EDIT: If you're not happy to share the data but don't mind digging into the source code I'd start here. If the sum of dist is less than 0f64 then this would cause the error you're seeing. Though again, that shouldn't be possible unless all of the centroids end up being on one of the data points (I believe).

No matter the cause - this definitely highlights the need for some better error handling.

AtheMathmo commented 8 years ago

This error should only occur within the initialization phase. I'm assuming that you're using KMeans++ (the default scheme). You could try using forgy or random partition instead to see if it fixes the panic.

I'll keep trying to find the bug in the mean time.

andrewcsmith commented 8 years ago

Here's the kmeans feature vector that's crashing. (Take off the .txt extension. That's just to trick github into accepting it.)

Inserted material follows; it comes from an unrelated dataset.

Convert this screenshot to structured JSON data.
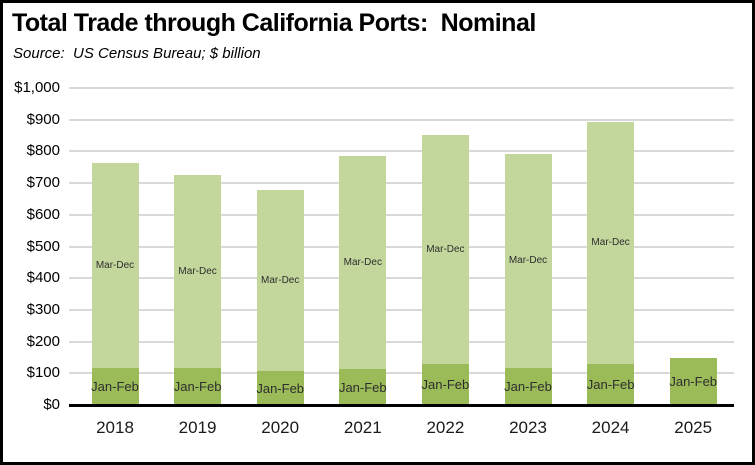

Looks like there quite a bit of -inf and NaN values in there. Not sure how that happened, but that's obviously my problem to fix. So it seems like it's not a bug, but just bad values...and it seems like a waste to check every f64 value, so perhaps just add this to the list of things that might go wrong.

kmeans_features.csv.txt

AtheMathmo commented 8 years ago

That does seem to be the cause of the error. As you say there is not much we can do about this at the model level (at least without some significant changes). I think a fairly easy way to improve the errors would be to have the initialization return Results - that should give us more detailed error reports.

We can also test for this particular error by checking that the distance sum mentioned above is_normal. If not we can assume something went wrong with the data.

I'll keep this issue open to track how he handle this.

AtheMathmo commented 8 years ago

@andrewcsmith after a long delay I finally got round to this. I have a PR open ( #83 ).

There is some other stuff included but it addresses the issues discussed here (partly). If you have the time to check it out that would be awesome. I know it's been a while so don't feel compelled!